Hier soir, au repas qui a suivi la conférence de Bernard Sève sur Montaigne,
pour la Société de philosophie de Bordeaux,
et que Céline Spector et moi-même avons « introduite », « présentée » à la librairie La Machine à Lire,
la conversation (en petit comité) fut très agréable et stimulante (la crise, Obama, le PS, etc…)…
Et nous avons aussi un peu parlé de votre travail…

Je me réjouis de l »actualité » particulière des questions que vous soulevez ;
même si ce sont des questions de fond et de longue haleine…


J’aimerais tant croire que le 4 novembre
« l’espoir vient de changer de camp depuis 30 ans« 
,
ainsi que commençait Laurent Joffrin son éditorial de Libé le 6 novembre…

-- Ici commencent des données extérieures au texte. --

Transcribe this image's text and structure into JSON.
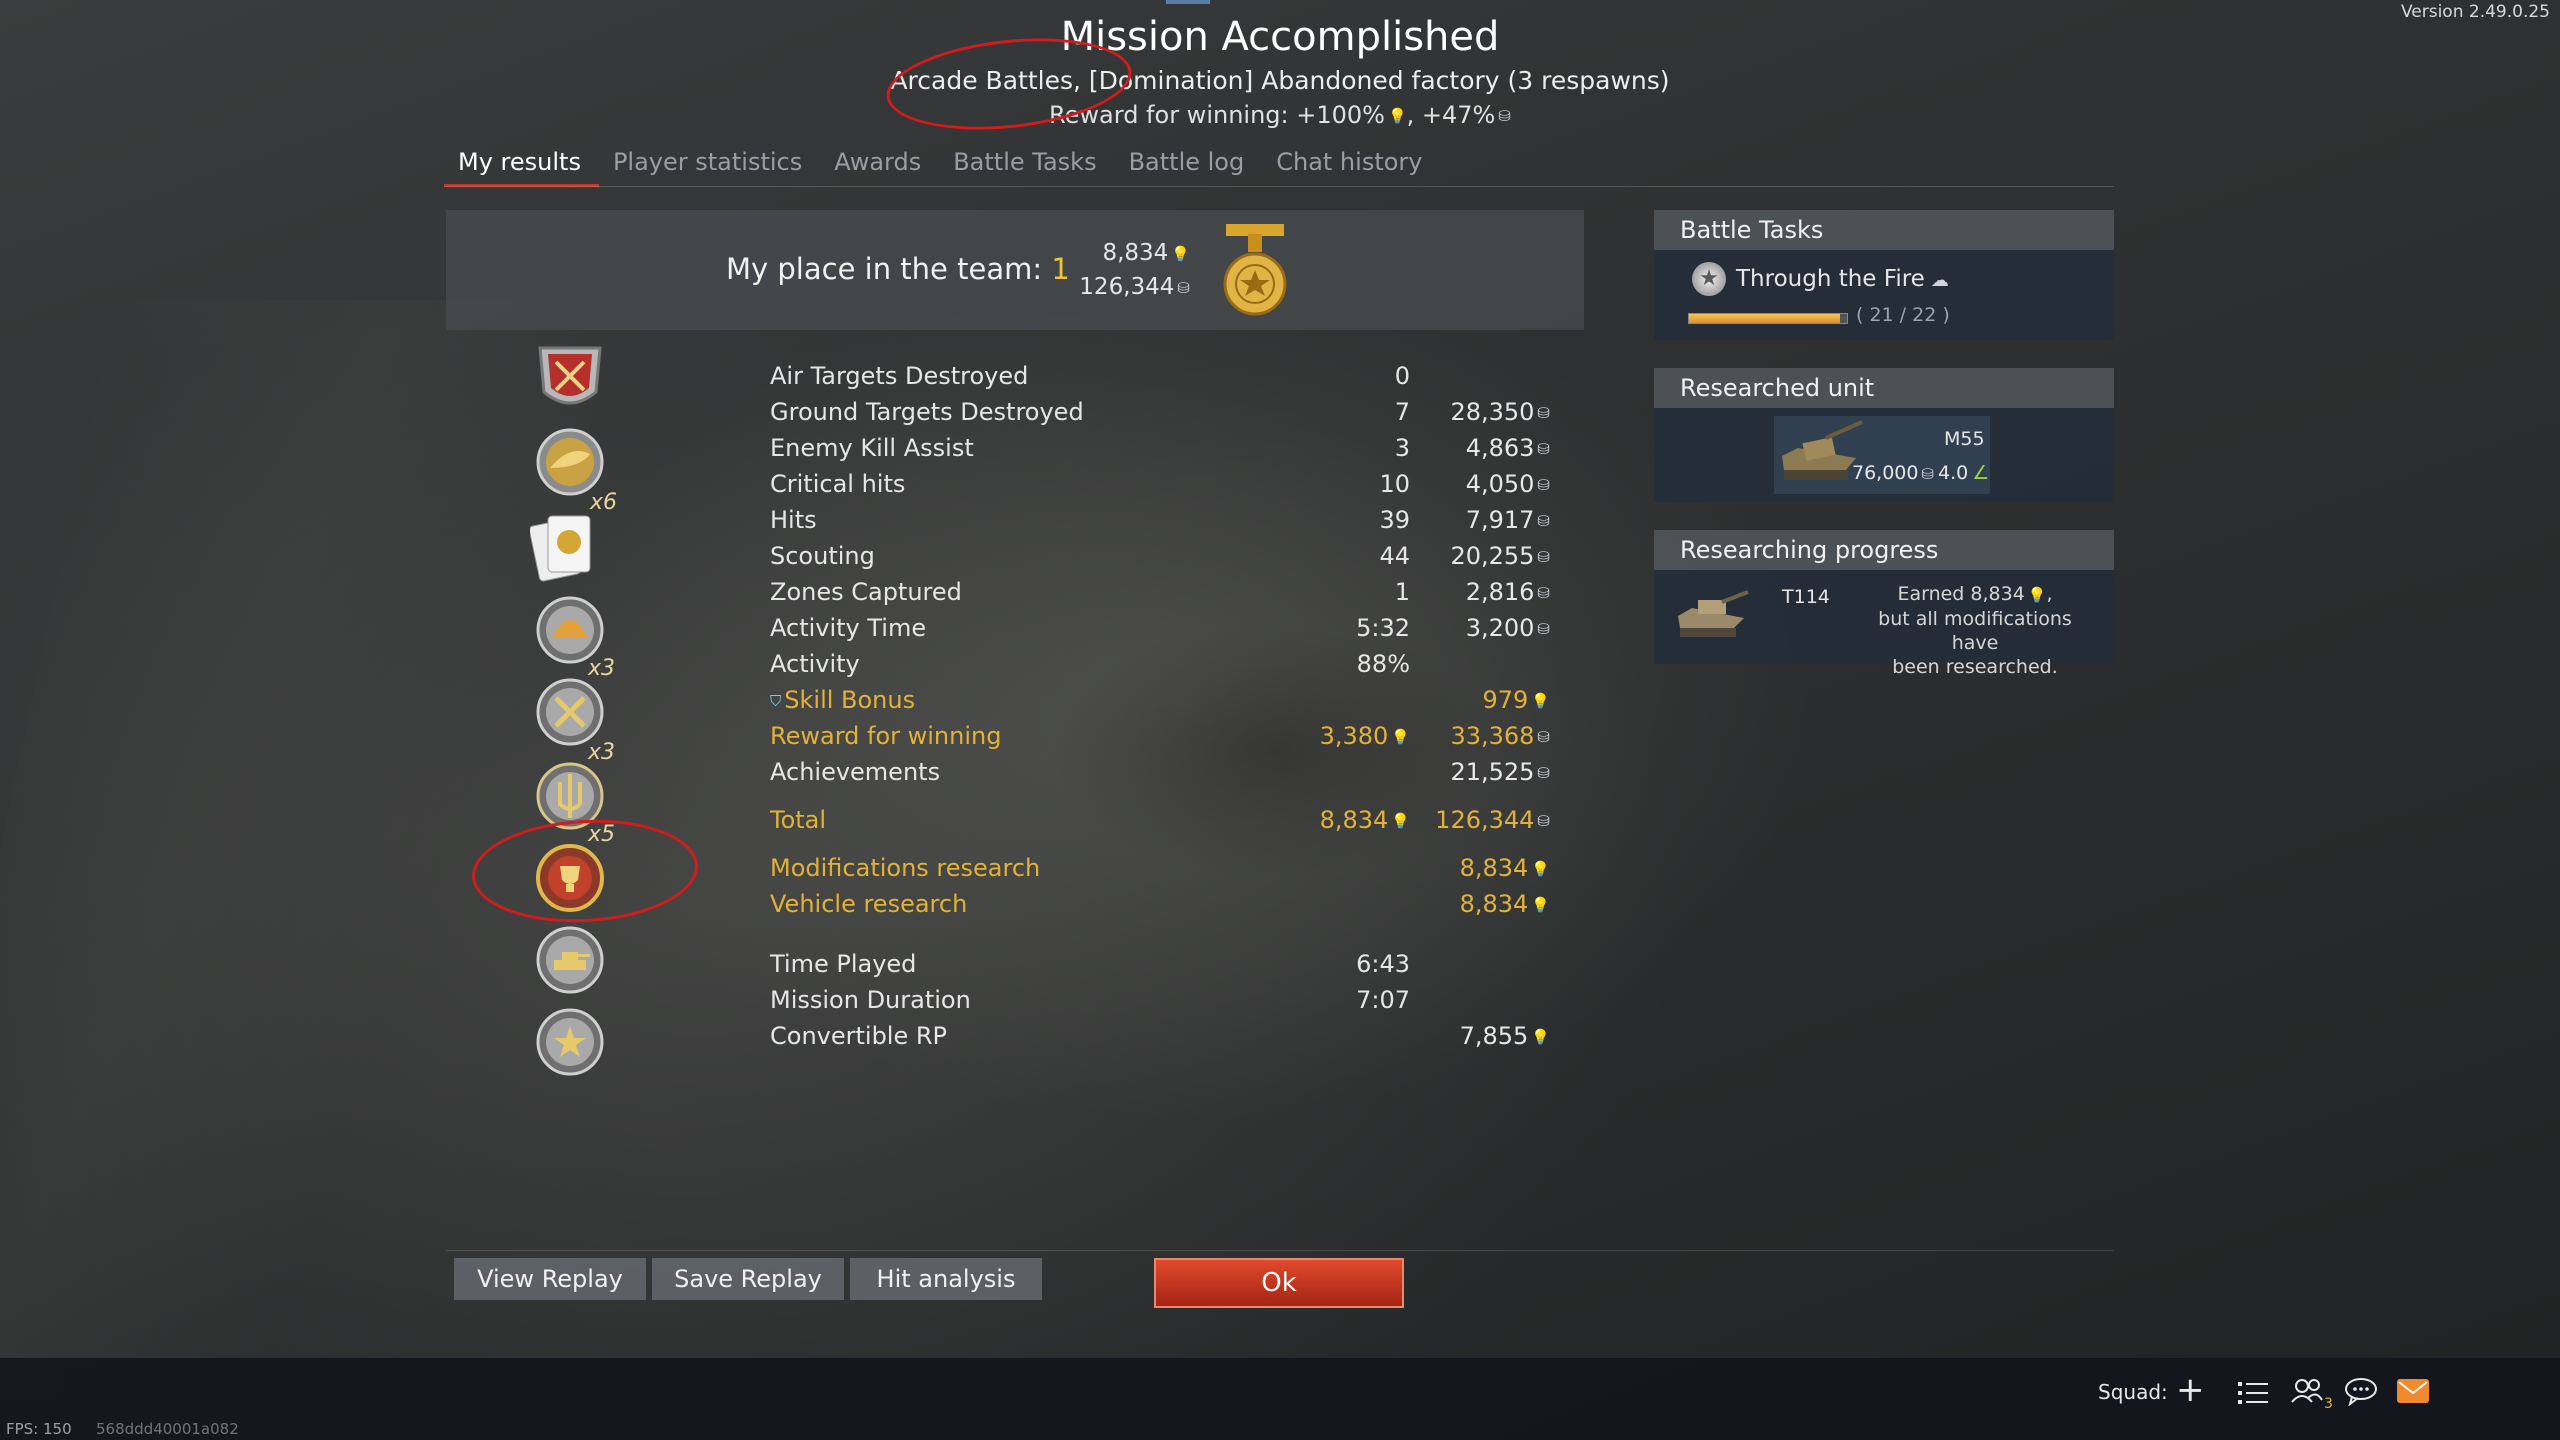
{
  "version": "Version 2.49.0.25",
  "header": {
    "title": "Mission Accomplished",
    "subtitle": "Arcade Battles, [Domination] Abandoned factory (3 respawns)",
    "reward_prefix": "Reward for winning: +100%",
    "reward_sep": ", +47%"
  },
  "tabs": [
    "My results",
    "Player statistics",
    "Awards",
    "Battle Tasks",
    "Battle log",
    "Chat history"
  ],
  "place": {
    "label": "My place in the team: ",
    "value": "1",
    "rp": "8,834",
    "sl": "126,344"
  },
  "award_badges": [
    "x6",
    "x3",
    "x3",
    "x5"
  ],
  "results": [
    {
      "label": "Air Targets Destroyed",
      "v1": "0",
      "v2": ""
    },
    {
      "label": "Ground Targets Destroyed",
      "v1": "7",
      "v2": "28,350"
    },
    {
      "label": "Enemy Kill Assist",
      "v1": "3",
      "v2": "4,863"
    },
    {
      "label": "Critical hits",
      "v1": "10",
      "v2": "4,050"
    },
    {
      "label": "Hits",
      "v1": "39",
      "v2": "7,917"
    },
    {
      "label": "Scouting",
      "v1": "44",
      "v2": "20,255"
    },
    {
      "label": "Zones Captured",
      "v1": "1",
      "v2": "2,816"
    },
    {
      "label": "Activity Time",
      "v1": "5:32",
      "v2": "3,200"
    },
    {
      "label": "Activity",
      "v1": "88%",
      "v2": ""
    },
    {
      "label": "Skill Bonus",
      "v1": "",
      "v2": "979"
    },
    {
      "label": "Reward for winning",
      "v1": "3,380",
      "v2": "33,368"
    },
    {
      "label": "Achievements",
      "v1": "",
      "v2": "21,525"
    },
    {
      "label": "Total",
      "v1": "8,834",
      "v2": "126,344"
    },
    {
      "label": "Modifications research",
      "v1": "",
      "v2": "8,834"
    },
    {
      "label": "Vehicle research",
      "v1": "",
      "v2": "8,834"
    },
    {
      "label": "Time Played",
      "v1": "6:43",
      "v2": ""
    },
    {
      "label": "Mission Duration",
      "v1": "7:07",
      "v2": ""
    },
    {
      "label": "Convertible RP",
      "v1": "",
      "v2": "7,855"
    }
  ],
  "battle_tasks": {
    "header": "Battle Tasks",
    "task_name": "Through the Fire",
    "progress_text": "( 21 / 22 )",
    "progress_fraction": 0.9545
  },
  "researched_unit": {
    "header": "Researched unit",
    "name": "M55",
    "cost": "76,000",
    "br": "4.0"
  },
  "researching_progress": {
    "header": "Researching progress",
    "vehicle": "T114",
    "line1": "Earned 8,834",
    "line2": "but all modifications have",
    "line3": "been researched."
  },
  "buttons": {
    "view_replay": "View Replay",
    "save_replay": "Save Replay",
    "hit_analysis": "Hit analysis",
    "ok": "Ok"
  },
  "footer": {
    "squad": "Squad:",
    "fps": "FPS: 150",
    "hash": "568ddd40001a082",
    "notification_count": "3"
  },
  "colors": {
    "accent_gold": "#e2b13a",
    "rp_blue": "#7fc9ef",
    "ok_red": "#c0331d",
    "annotation_red": "#d21c1c"
  }
}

Pour curiosité, si vous avez du temps _ je suis prolixe, hélas _,
voici l’article sur la conférence de Bernard Sève que j’ai « mitonné » de bon matin,
avant de partir pour 9h 30 à un colloque (sur « la Grande Guerre« ) à Agen, dont je suis de retour à l’instant…
« Jubilatoire conférence hier soir de Bernard Sève sur le tissage de l’écriture et de la pensée de Montaigne »
Titus Curiosus

Puis :

De :   Titus Curiosus

Objet : Penser le moment pour mieux fonder l’agir
Date : 15 novembre 2008 17:33:49 HNEC
À :   Michaël Foessel

Cher Michaël,

La librairie Mollat m’a prévenu immédiatement de leur réception du numéro de novembre d’Esprit.

Et je viens de lire vos 2 articles.
Je me permets d’y réagir immédiatement :

au fond, il me semble qu’une priorité pourrait être de faire le point sur les diverses anthropologies possibles
_ y compris, la prise en compte de l’hypothèse de sa radicale absurdité (dans un total artificialisme), d’une part _ il faudrait ici relire « L’Anti-nature » de Clément Rosset, toujours assez fin… ;

et y compris, d’autre part, envisager la position kantienne (et le caractère en partie subordonné de tout « état de fait » vis-à-vis des « impératifs » de l' »exigence rationnelle de droit »…

En tout cas,
réfléchir à une sorte de statut de l’anthropologie…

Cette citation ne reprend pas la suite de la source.